The resulting design was a single-engined, single bay biplane. The fuselage structure was of mixed construction, with a steel tube forward section and a wooden box-girder rear section. The first prototype's fuselage was smoothly faired out to a circular section using formers and stringers, with the forward fuselage back to the cockpit covered in metal skinning and the rear fuselage fabric covered. The wood and fabric single-bay wings, unlike the S.E.4, had noticeable stagger between the upper and lower wings, but were fitted with similar, full span control surfaces which could be moved differentially as ailerons or together as camber changing flaps, to those used on the S.E.4.

The first prototype's engine, an 80 hp (60 kW) Gnome rotary engine, was mounted within a smooth cowling driving a two-bladed propeller fitted with a large, blunt spinner. This was found to lead to engine overheating and was replaced by a more conventional arrangement.

The remaining three prototypes had simpler structures, with flat-sided fuselages, and many of the drag reducing features of the first prototype omitted. They were powered by a range of engines of similar power to that used in the first prototype, including Clerget and Le Rhône rotaries.

==Operational history==
The first prototype flew on 25 June 1915, with the remaining three aircraft all having flown by mid August. The S.E.4a proved easy to fly, demonstrating excellent aerobatic capabilities, but were overweight and underpowered, and was not developed further.
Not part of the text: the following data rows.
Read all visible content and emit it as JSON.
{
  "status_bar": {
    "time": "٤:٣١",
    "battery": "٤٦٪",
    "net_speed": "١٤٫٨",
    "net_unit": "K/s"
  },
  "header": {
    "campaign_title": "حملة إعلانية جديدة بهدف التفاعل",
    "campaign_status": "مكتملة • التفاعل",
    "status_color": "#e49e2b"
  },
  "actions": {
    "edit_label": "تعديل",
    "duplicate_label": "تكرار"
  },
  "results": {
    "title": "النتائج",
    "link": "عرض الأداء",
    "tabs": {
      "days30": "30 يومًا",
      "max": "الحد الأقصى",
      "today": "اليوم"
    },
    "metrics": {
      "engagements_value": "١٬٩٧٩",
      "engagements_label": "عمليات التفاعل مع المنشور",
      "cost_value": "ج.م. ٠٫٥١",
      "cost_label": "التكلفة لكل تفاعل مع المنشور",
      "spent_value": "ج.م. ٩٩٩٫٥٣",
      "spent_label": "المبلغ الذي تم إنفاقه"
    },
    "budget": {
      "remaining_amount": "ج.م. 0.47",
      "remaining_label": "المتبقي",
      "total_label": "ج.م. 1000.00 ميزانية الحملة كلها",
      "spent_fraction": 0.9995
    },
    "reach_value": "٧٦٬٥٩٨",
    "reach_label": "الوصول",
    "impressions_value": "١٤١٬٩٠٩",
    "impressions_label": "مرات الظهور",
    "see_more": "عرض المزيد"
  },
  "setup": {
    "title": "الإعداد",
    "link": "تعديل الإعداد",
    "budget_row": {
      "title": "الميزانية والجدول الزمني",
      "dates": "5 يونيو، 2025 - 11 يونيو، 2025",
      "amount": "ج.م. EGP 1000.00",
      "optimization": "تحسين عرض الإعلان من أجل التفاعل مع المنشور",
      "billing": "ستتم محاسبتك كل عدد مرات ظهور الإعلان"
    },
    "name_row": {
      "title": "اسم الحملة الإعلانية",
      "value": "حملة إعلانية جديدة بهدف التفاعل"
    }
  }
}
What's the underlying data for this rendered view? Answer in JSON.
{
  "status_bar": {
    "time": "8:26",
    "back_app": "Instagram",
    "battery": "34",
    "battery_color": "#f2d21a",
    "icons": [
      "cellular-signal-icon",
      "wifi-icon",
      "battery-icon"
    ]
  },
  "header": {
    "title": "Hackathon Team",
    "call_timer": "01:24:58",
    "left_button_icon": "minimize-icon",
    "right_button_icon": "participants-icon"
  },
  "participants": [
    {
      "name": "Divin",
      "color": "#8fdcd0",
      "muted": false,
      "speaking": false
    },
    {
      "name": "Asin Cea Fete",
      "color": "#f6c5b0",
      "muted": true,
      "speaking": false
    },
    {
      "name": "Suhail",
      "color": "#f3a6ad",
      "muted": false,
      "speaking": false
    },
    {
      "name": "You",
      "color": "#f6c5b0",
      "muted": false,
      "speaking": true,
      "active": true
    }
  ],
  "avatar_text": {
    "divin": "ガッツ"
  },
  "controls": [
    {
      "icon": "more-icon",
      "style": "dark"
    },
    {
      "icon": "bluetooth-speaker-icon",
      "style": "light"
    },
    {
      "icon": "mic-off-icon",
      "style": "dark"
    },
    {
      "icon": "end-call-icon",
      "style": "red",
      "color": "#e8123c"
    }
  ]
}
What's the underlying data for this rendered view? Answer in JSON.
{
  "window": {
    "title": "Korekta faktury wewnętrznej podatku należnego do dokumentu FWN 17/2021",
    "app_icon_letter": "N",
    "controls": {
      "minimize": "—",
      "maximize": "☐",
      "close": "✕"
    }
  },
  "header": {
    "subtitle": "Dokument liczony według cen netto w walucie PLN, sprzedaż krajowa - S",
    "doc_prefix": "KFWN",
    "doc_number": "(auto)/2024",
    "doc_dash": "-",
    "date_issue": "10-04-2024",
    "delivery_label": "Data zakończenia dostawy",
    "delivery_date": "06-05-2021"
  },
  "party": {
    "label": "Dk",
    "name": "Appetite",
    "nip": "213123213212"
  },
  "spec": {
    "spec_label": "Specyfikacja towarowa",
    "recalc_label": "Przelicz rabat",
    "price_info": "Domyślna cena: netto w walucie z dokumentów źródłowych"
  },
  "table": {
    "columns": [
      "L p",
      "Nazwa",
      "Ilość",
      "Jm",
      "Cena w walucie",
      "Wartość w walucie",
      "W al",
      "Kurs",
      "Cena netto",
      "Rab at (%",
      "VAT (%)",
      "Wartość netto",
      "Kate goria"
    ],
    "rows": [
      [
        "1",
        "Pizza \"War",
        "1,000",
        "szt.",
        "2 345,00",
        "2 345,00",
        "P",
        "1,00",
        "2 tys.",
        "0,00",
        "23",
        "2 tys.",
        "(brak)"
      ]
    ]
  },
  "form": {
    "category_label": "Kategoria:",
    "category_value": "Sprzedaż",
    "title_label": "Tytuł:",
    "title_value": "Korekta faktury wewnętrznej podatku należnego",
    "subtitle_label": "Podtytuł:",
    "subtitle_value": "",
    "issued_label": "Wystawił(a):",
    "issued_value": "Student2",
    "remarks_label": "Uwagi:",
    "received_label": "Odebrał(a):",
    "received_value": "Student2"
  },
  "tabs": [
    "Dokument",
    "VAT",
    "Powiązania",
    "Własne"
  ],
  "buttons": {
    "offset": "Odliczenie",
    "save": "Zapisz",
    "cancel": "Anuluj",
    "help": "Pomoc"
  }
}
Two of the aircraft, armed with a Lewis gun mounted above the upper wing were issued to Home Defence squadrons of the Royal Flying Corps in the winter of 1915–16, based at Hounslow Heath Aerodrome and Joyce Green. One of these was lost in a crash on 24 September 1915, when Captain Bindon Blood stalled and crashed, dying the next day. The third prototype remained in use for trials purposes until September 1917.